AMERICAS NEWS: Casting a wider net

This past year, the San Francisco Employees Retirement System (SFERS) made the decision to invest in more non-core real estate funds. With its new fiscal year approaching, the $15.6 billion pension system again is looking to change the way it invests in real estate. This time, it is planning to invest in the more broadly-defined ‘real assets’ category. 

Not that this is a quick policy shift. In fact, SFERS actually decided to invest in real assets back in 2011 but, since the pension still had The Townsend Group under contract to advise on its real estate investments, it continued to invest solely in real estate. However, with SFERS’ contract with Townsend set to expire, the pension plan is now ready to move forward with the switch—albeit slowly, as SFERS still anticipates investing predominantly in real estate for quite some time. 

At its May 8 meeting, SFERS’ board approved a motion to issue a request for proposals (RFP) for real asset consulting services. Potential respondents to the RFP will have until early June to submit proposals. The SFERS staff will finalize recommendations in July or August, and a new consultant will likely be on board as early as mid-September or early October. Townsend, which was selected to run a portfolio of global real assets worth £240 million (€284.2 million; $366.2 million) on behalf of the UK-based Environment Agency Pension Fund in April, is also invited to re-bid. 

Although real estate still will be the major—if not sole—component of SFERS’ real asset investment plan, more components, such as timber, farmland and infrastructure, are expected to come into play over time. Ultimately, the pension plan wanted to make the switch to real assets in order to gain more flexibility and to be able to seek a wider spectrum of investment opportunities.

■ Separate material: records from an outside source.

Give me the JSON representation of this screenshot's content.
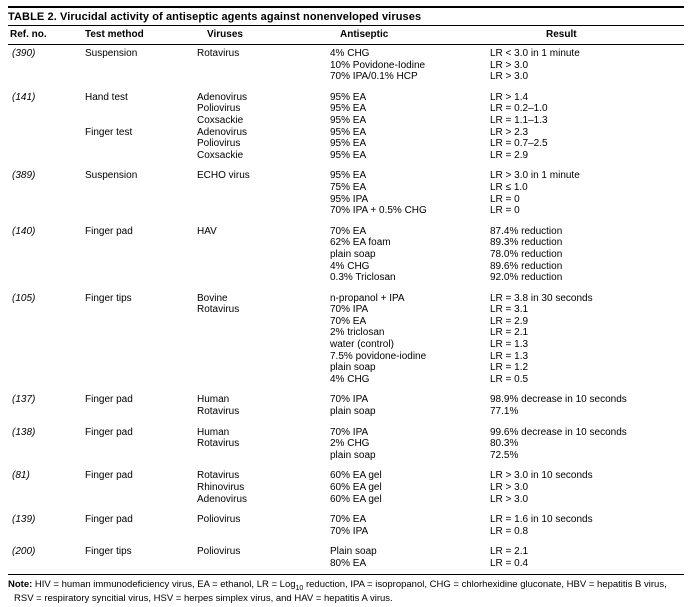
{
  "table": {
    "title": "TABLE 2. Virucidal activity of antiseptic agents against nonenveloped viruses",
    "columns": [
      "Ref. no.",
      "Test method",
      "Viruses",
      "Antiseptic",
      "Result"
    ],
    "groups": [
      {
        "ref": "(390)",
        "rows": [
          {
            "method": "Suspension",
            "virus": "Rotavirus",
            "antiseptic": "4% CHG",
            "result": "LR < 3.0 in 1 minute"
          },
          {
            "antiseptic": "10% Povidone-Iodine",
            "result": "LR > 3.0"
          },
          {
            "antiseptic": "70% IPA/0.1% HCP",
            "result": "LR > 3.0"
          }
        ]
      },
      {
        "ref": "(141)",
        "rows": [
          {
            "method": "Hand test",
            "virus": "Adenovirus",
            "antiseptic": "95% EA",
            "result": "LR > 1.4"
          },
          {
            "virus": "Poliovirus",
            "antiseptic": "95% EA",
            "result": "LR = 0.2–1.0"
          },
          {
            "virus": "Coxsackie",
            "antiseptic": "95% EA",
            "result": "LR = 1.1–1.3"
          },
          {
            "method": "Finger test",
            "virus": "Adenovirus",
            "antiseptic": "95% EA",
            "result": "LR > 2.3"
          },
          {
            "virus": "Poliovirus",
            "antiseptic": "95% EA",
            "result": "LR = 0.7–2.5"
          },
          {
            "virus": "Coxsackie",
            "antiseptic": "95% EA",
            "result": "LR = 2.9"
          }
        ]
      },
      {
        "ref": "(389)",
        "rows": [
          {
            "method": "Suspension",
            "virus": "ECHO virus",
            "antiseptic": "95% EA",
            "result": "LR > 3.0 in 1 minute"
          },
          {
            "antiseptic": "75% EA",
            "result": "LR ≤ 1.0"
          },
          {
            "antiseptic": "95% IPA",
            "result": "LR = 0"
          },
          {
            "antiseptic": "70% IPA + 0.5% CHG",
            "result": "LR = 0"
          }
        ]
      },
      {
        "ref": "(140)",
        "rows": [
          {
            "method": "Finger pad",
            "virus": "HAV",
            "antiseptic": "70% EA",
            "result": "87.4% reduction"
          },
          {
            "antiseptic": "62% EA foam",
            "result": "89.3% reduction"
          },
          {
            "antiseptic": "plain soap",
            "result": "78.0% reduction"
          },
          {
            "antiseptic": "4% CHG",
            "result": "89.6% reduction"
          },
          {
            "antiseptic": "0.3% Triclosan",
            "result": "92.0% reduction"
          }
        ]
      },
      {
        "ref": "(105)",
        "rows": [
          {
            "method": "Finger tips",
            "virus": "Bovine",
            "antiseptic": "n-propanol + IPA",
            "result": "LR = 3.8 in 30 seconds"
          },
          {
            "virus": "Rotavirus",
            "antiseptic": "70% IPA",
            "result": "LR = 3.1"
          },
          {
            "antiseptic": "70% EA",
            "result": "LR = 2.9"
          },
          {
            "antiseptic": "2% triclosan",
            "result": "LR = 2.1"
          },
          {
            "antiseptic": "water (control)",
            "result": "LR = 1.3"
          },
          {
            "antiseptic": "7.5% povidone-iodine",
            "result": "LR = 1.3"
          },
          {
            "antiseptic": "plain soap",
            "result": "LR = 1.2"
          },
          {
            "antiseptic": "4% CHG",
            "result": "LR = 0.5"
          }
        ]
      },
      {
        "ref": "(137)",
        "rows": [
          {
            "method": "Finger pad",
            "virus": "Human",
            "antiseptic": "70% IPA",
            "result": "98.9% decrease in 10 seconds"
          },
          {
            "virus": "Rotavirus",
            "antiseptic": "plain soap",
            "result": "77.1%"
          }
        ]
      },
      {
        "ref": "(138)",
        "rows": [
          {
            "method": "Finger pad",
            "virus": "Human",
            "antiseptic": "70% IPA",
            "result": "99.6% decrease in 10 seconds"
          },
          {
            "virus": "Rotavirus",
            "antiseptic": "2% CHG",
            "result": "80.3%"
          },
          {
            "antiseptic": "plain soap",
            "result": "72.5%"
          }
        ]
      },
      {
        "ref": "(81)",
        "rows": [
          {
            "method": "Finger pad",
            "virus": "Rotavirus",
            "antiseptic": "60% EA gel",
            "result": "LR > 3.0 in 10 seconds"
          },
          {
            "virus": "Rhinovirus",
            "antiseptic": "60% EA gel",
            "result": "LR > 3.0"
          },
          {
            "virus": "Adenovirus",
            "antiseptic": "60% EA gel",
            "result": "LR > 3.0"
          }
        ]
      },
      {
        "ref": "(139)",
        "rows": [
          {
            "method": "Finger pad",
            "virus": "Poliovirus",
            "antiseptic": "70% EA",
            "result": "LR = 1.6 in 10 seconds"
          },
          {
            "antiseptic": "70% IPA",
            "result": "LR = 0.8"
          }
        ]
      },
      {
        "ref": "(200)",
        "rows": [
          {
            "method": "Finger tips",
            "virus": "Poliovirus",
            "antiseptic": "Plain soap",
            "result": "LR = 2.1"
          },
          {
            "antiseptic": "80% EA",
            "result": "LR = 0.4"
          }
        ]
      }
    ],
    "note": {
      "label": "Note:",
      "part1": " HIV = human immunodeficiency virus, EA = ethanol, LR = Log",
      "sub": "10",
      "part2": " reduction, IPA = isopropanol, CHG = chlorhexidine gluconate, HBV = hepatitis B virus, RSV = respiratory syncitial virus, HSV = herpes simplex virus, and HAV = hepatitis A virus."
    }
  }
}
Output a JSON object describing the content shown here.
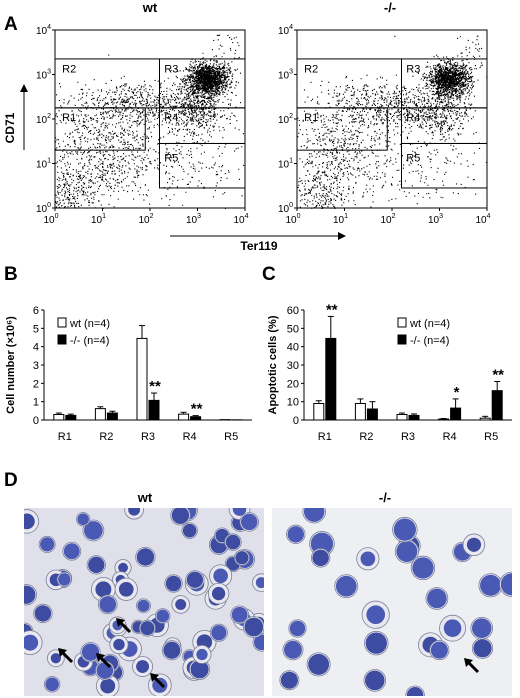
{
  "panel_a": {
    "letter": "A",
    "plots": [
      {
        "title": "wt",
        "gates": [
          "R2",
          "R3",
          "R1",
          "R4",
          "R5"
        ],
        "density": 1.0
      },
      {
        "title": "-/-",
        "gates": [
          "R2",
          "R3",
          "R1",
          "R4",
          "R5"
        ],
        "density": 0.85
      }
    ],
    "y_ticks": [
      "10^0",
      "10^1",
      "10^2",
      "10^3",
      "10^4"
    ],
    "x_ticks": [
      "10^0",
      "10^1",
      "10^2",
      "10^3",
      "10^4"
    ],
    "y_axis_label": "CD71",
    "x_axis_label": "Ter119"
  },
  "panel_b": {
    "letter": "B"
  },
  "panel_c": {
    "letter": "C"
  },
  "panel_d": {
    "letter": "D",
    "left_title": "wt",
    "right_title": "-/-"
  },
  "chart_data": [
    {
      "type": "bar",
      "ylabel": "Cell number (×10⁶)",
      "ylim": [
        0,
        6
      ],
      "y_ticks": [
        "0",
        "1",
        "2",
        "3",
        "4",
        "5",
        "6"
      ],
      "categories": [
        "R1",
        "R2",
        "R3",
        "R4",
        "R5"
      ],
      "series": [
        {
          "name": "wt (n=4)",
          "color": "#ffffff",
          "values": [
            0.3,
            0.62,
            4.45,
            0.32,
            0.02
          ],
          "errors": [
            0.08,
            0.1,
            0.7,
            0.1,
            0.0
          ]
        },
        {
          "name": "-/- (n=4)",
          "color": "#000000",
          "values": [
            0.25,
            0.38,
            1.07,
            0.18,
            0.01
          ],
          "errors": [
            0.07,
            0.1,
            0.4,
            0.06,
            0.0
          ]
        }
      ],
      "annotations": [
        {
          "category": "R3",
          "text": "**"
        },
        {
          "category": "R4",
          "text": "**"
        }
      ],
      "legend_position": "top-left"
    },
    {
      "type": "bar",
      "ylabel": "Apoptotic cells (%)",
      "ylim": [
        0,
        60
      ],
      "y_ticks": [
        "0",
        "10",
        "20",
        "30",
        "40",
        "50",
        "60"
      ],
      "categories": [
        "R1",
        "R2",
        "R3",
        "R4",
        "R5"
      ],
      "series": [
        {
          "name": "wt (n=4)",
          "color": "#ffffff",
          "values": [
            9,
            9,
            3,
            0.5,
            1
          ],
          "errors": [
            1.5,
            2.5,
            0.8,
            0.3,
            1
          ]
        },
        {
          "name": "-/- (n=4)",
          "color": "#000000",
          "values": [
            44.5,
            6,
            2.5,
            6.5,
            16
          ],
          "errors": [
            12,
            4,
            0.8,
            5,
            5
          ]
        }
      ],
      "annotations": [
        {
          "category": "R1",
          "text": "**"
        },
        {
          "category": "R4",
          "text": "*"
        },
        {
          "category": "R5",
          "text": "**"
        }
      ],
      "legend_position": "top-right"
    }
  ]
}
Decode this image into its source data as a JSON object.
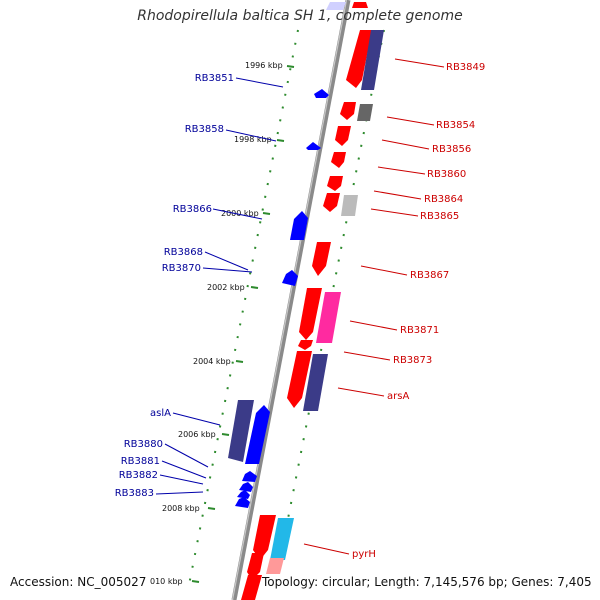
{
  "title": "Rhodopirellula baltica SH 1, complete genome",
  "footer": {
    "accession": "Accession: NC_005027",
    "topology": "Topology: circular; Length: 7,145,576 bp; Genes: 7,405"
  },
  "colors": {
    "backbone": "#8a8a8a",
    "tick": "#2e8b2e",
    "forward_label": "#000099",
    "reverse_label": "#cc0000",
    "gene_red": "#ff0000",
    "gene_blue": "#0000ff",
    "gene_navy": "#3b3b88",
    "gene_pink": "#ff2aa0",
    "gene_gray": "#666666",
    "gene_cyan": "#22b8e8"
  },
  "scale_labels": [
    "1996 kbp",
    "1998 kbp",
    "2000 kbp",
    "2002 kbp",
    "2004 kbp",
    "2006 kbp",
    "2008 kbp",
    "010 kbp"
  ],
  "forward_labels": [
    "RB3851",
    "RB3858",
    "RB3866",
    "RB3868",
    "RB3870",
    "aslA",
    "RB3880",
    "RB3881",
    "RB3882",
    "RB3883"
  ],
  "reverse_labels": [
    "RB3849",
    "RB3854",
    "RB3856",
    "RB3860",
    "RB3864",
    "RB3865",
    "RB3867",
    "RB3871",
    "RB3873",
    "arsA",
    "pyrH"
  ]
}
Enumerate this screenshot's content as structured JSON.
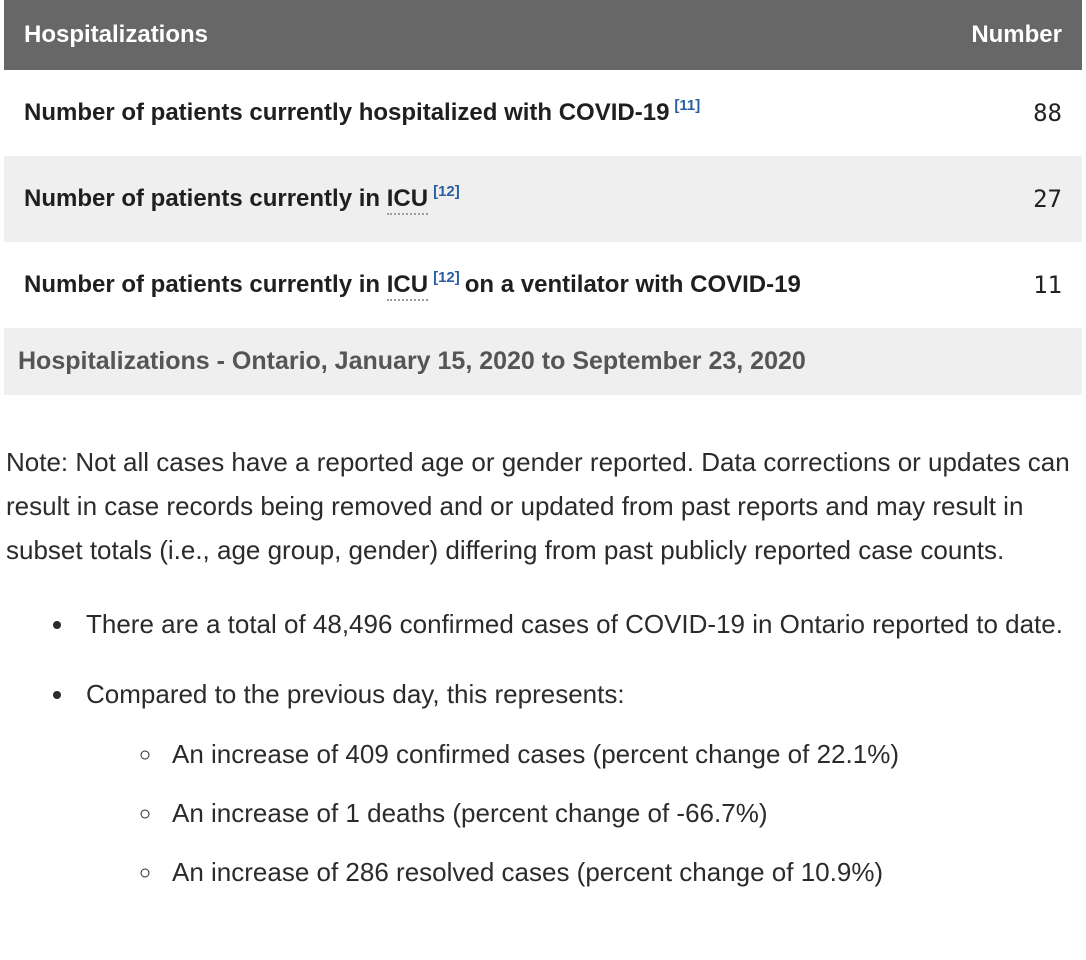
{
  "table": {
    "header": {
      "label": "Hospitalizations",
      "number_col": "Number"
    },
    "rows": [
      {
        "text1": "Number of patients currently hospitalized with COVID-19",
        "footnote": "[11]",
        "value": "88"
      },
      {
        "text1": "Number of patients currently in",
        "abbr": "ICU",
        "footnote": "[12]",
        "value": "27"
      },
      {
        "text1": "Number of patients currently in",
        "abbr": "ICU",
        "footnote": "[12]",
        "text2": "on a ventilator with COVID-19",
        "value": "11"
      }
    ],
    "caption": "Hospitalizations - Ontario, January 15, 2020 to September 23, 2020"
  },
  "note": "Note: Not all cases have a reported age or gender reported. Data corrections or updates can result in case records being removed and or updated from past reports and may result in subset totals (i.e., age group, gender) differing from past publicly reported case counts.",
  "summary": {
    "bullets": [
      "There are a total of 48,496 confirmed cases of COVID-19 in Ontario reported to date.",
      "Compared to the previous day, this represents:"
    ],
    "sub_bullets": [
      "An increase of 409 confirmed cases (percent change of 22.1%)",
      "An increase of 1 deaths (percent change of -66.7%)",
      "An increase of 286 resolved cases (percent change of 10.9%)"
    ]
  },
  "colors": {
    "header_bg": "#676767",
    "header_text": "#ffffff",
    "row_alt_bg": "#efefef",
    "caption_bg": "#efefef",
    "caption_text": "#555555",
    "link_blue": "#2a5fa5",
    "body_text": "#2b2b2b"
  }
}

“You can define a lot of things that are classified as real assets as real estate, but this gives SFERS a bit more authority,” one source told PERE

Indeed, this is a drum that JPMorgan Asset Management has been beating for quite some time. Last year, the firm released a report predicting that the real assets investment category would increase in size and importance in investor portfolios in the next decade and that, in the next 10 years, real assets could rise from an alternative asset class (with an allocation of roughly 5 percent to 10 percent) to a mainstream one (as much as 25 percent). 

In addition, in a interview for PERE’s June 2012 issue, JPMorgan’s head of global real assets Joseph Azelby championed the adoption of the real assets investment category, stating that investors don’t have enough real estate and don’t own enough infrastructure or other real assets either. 

“Diversification really is the only free lunch in investing,” Azelby said in the interview. “The world has changed, with interest rates at unbelievably low levels and equity volatility quite high. People need to be aware that the way they used to organize and allocate their portfolio is not going to get it done anymore.”

With SFERS now on the hunt for a new real assets consultant, the pension plan is gearing up to follow in the footsteps of such institutional investors as the Teacher Retirement System of Texas, the Dallas Police & Fire Pension System and the Ontario Teachers’ Pension Plan by casting a wider net to seek out more diversified investments.